Authorities are investigating the causes behind a deadly crowd surge at the Astroworld music festival in Houston
By Aya Elamroussi and Rosa Flores, CNN
(CNN) -- After a crowd surge at a Houston concert that left eight people dead and dozens injured, officials said they will investigate key causes and what could have been done to get attendees out of harm's way.
The Friday night crowd at the sold-out Astroworld Festival, headlined and organized by rapper Travis Scott, was so tightly packed that when audience members were pushed toward the stage, some told CNN that they were crushed to the point where they couldn't breathe and passed out.
One security officer was struck in the neck during the concert while trying to restrain an audience member.
"When he was examined, he went unconscious. They administered Narcan," Houston Police Chief Troy Finner said Saturday of the security officer. "He was revived, and the medical staff did notice a prick similar to what you would get if somebody was trying to inject. That is one part of it."
There were several other incidents Friday where the drug was administered, Houston Fire Chief Sam Peña said.
Narcan is a drug used to treat narcotic overdoses.

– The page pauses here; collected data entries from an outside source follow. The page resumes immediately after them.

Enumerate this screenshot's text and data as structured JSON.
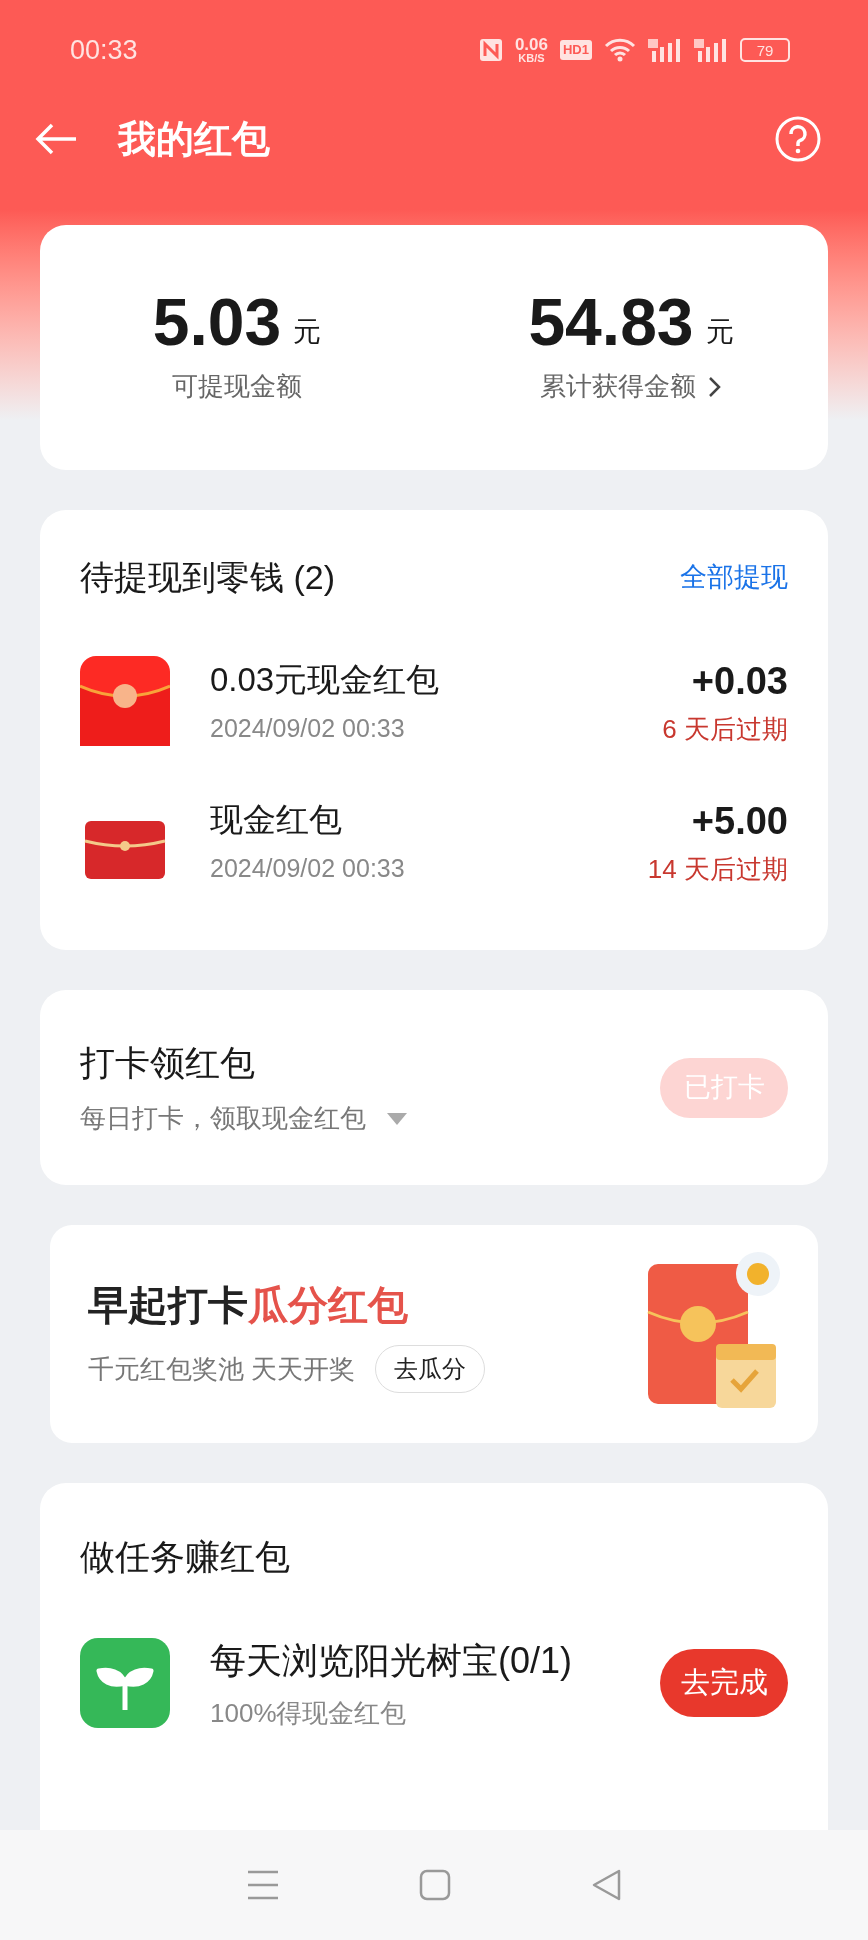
{
  "status_bar": {
    "time": "00:33",
    "speed_value": "0.06",
    "speed_unit": "KB/S",
    "hd_label": "HD1",
    "battery": "79"
  },
  "header": {
    "title": "我的红包"
  },
  "balances": [
    {
      "amount": "5.03",
      "unit": "元",
      "label": "可提现金额",
      "chevron": false
    },
    {
      "amount": "54.83",
      "unit": "元",
      "label": "累计获得金额",
      "chevron": true
    }
  ],
  "pending": {
    "title": "待提现到零钱 (2)",
    "action": "全部提现",
    "items": [
      {
        "kind": "square",
        "title": "0.03元现金红包",
        "date": "2024/09/02 00:33",
        "amount": "+0.03",
        "expiry": "6 天后过期"
      },
      {
        "kind": "envelope",
        "title": "现金红包",
        "date": "2024/09/02 00:33",
        "amount": "+5.00",
        "expiry": "14 天后过期"
      }
    ]
  },
  "checkin": {
    "title": "打卡领红包",
    "subtitle": "每日打卡，领取现金红包",
    "expanded": false,
    "button": {
      "label": "已打卡",
      "disabled": true
    }
  },
  "promo": {
    "title": "早起打卡",
    "title_accent": "瓜分红包",
    "subtitle": "千元红包奖池 天天开奖",
    "button": "去瓜分"
  },
  "tasks": {
    "title": "做任务赚红包",
    "items": [
      {
        "kind": "sprout",
        "title": "每天浏览阳光树宝(0/1)",
        "subtitle": "100%得现金红包",
        "button": "去完成"
      }
    ]
  }
}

Other attempts to save lives included some people administering CPR. Former Marine Lucas Naccarati said he performed CPR on two people who passed out.
"That was a different world. I immediately thought, 'This is not OK. Someone is going to die here," he told CNN. "I've never seen a mass amount of bodies dropping that fast before."
The victims who died include a 14-year-old
With 50,000 people in attendance at NRG Park -- the stadium complex where the Astrodome and the NRG Stadium stand -- the crowd surge started after 9 p.m. on Friday.
"The crowd for whatever reason began to push and surge towards the front of the stage, which caused the people in the front to be compressed -- they were unable to escape that situation," Peña told CNN.
The chaos sent at least 25 people to the hospital, and 13 of them remained there Saturday afternoon, Houston Mayor Sylvester Turner said. Five of them are under the age of 18, he said.
The ages of the victims who died ranged from 14 to 27, and the age of one person who was killed remains unknown, Turner said.
The causes of their deaths are pending the medical examiner's determination, Peña said.
Officials said they will review video from the scene and assess how the venue was laid out as part of the investigation into the tragedy .
The investigation will cover "what caused, one, the issue of the crowd surge, and two, what prevented people from being able to escape that situation," Peña said Saturday.
"We are certainly looking at all of the video footage, we are talking to witnesses, we are talking to event organizers," Turner told CNN on Saturday.
Scott was on the outdoor stage when he paused and looked at the crowd in confusion as an ambulance with flashing lights moved through the audience, according to a video of the event.
On Saturday, Scott posted on his Instagram account's story that he's sending out prayers to the lives lost, adding that he's been working with Houston authorities.
"I'm honestly just devastated," Scott said as he repeatedly sighed and rubbed his forehead. "We're actually working right now to identify the families so we can help assist them through this tough time."
'Like we were drowning in a pool filled of just people'
With scores of people injured as they were pushed toward the stage, some audience members told CNN that they couldn't breathe and thought they might die.
Sarai Sierra, who went to the festival to celebrate her birthday, said she saw multiple people who could not breathe after Scott appeared on stage.
"I truly thought that if I fell it would've been the end of me. I spent at least 15 minutes just getting pushed around due to mosh pits or simply because people were 'raging,'" Sierra said.
Sierra, who attended the festival with friends and family, added that she saw about 20 people who could not breathe, including one person who suffered a seizure before her eyes.
"It felt like we were drowning in a pool filled of just people," she said.
Nick Johnson and Angel Rodriguez, who also went to the festival, said a crowded atmosphere built up over an extended period of time.
"It was going on for over two hours," Johnson said. "It just got worse and worse, everyone's like, you just can't breathe, you just feel like there's a weighted blanket on you."
And once people were pushed toward the stage, breathing got more challenging, Rodriguez explained.
"When you get pushed back, people always fall over," Rodriguez said.
In 2019, the Astroworld Festival saw a similar incident when thousands rushed to get into the festival. Three people were trampled and hospitalized
Officials ramped up security after the 2019 trampling incident, gearing 528 Houston police officers at the concert and an additional 755 private security personnel, the police chief said.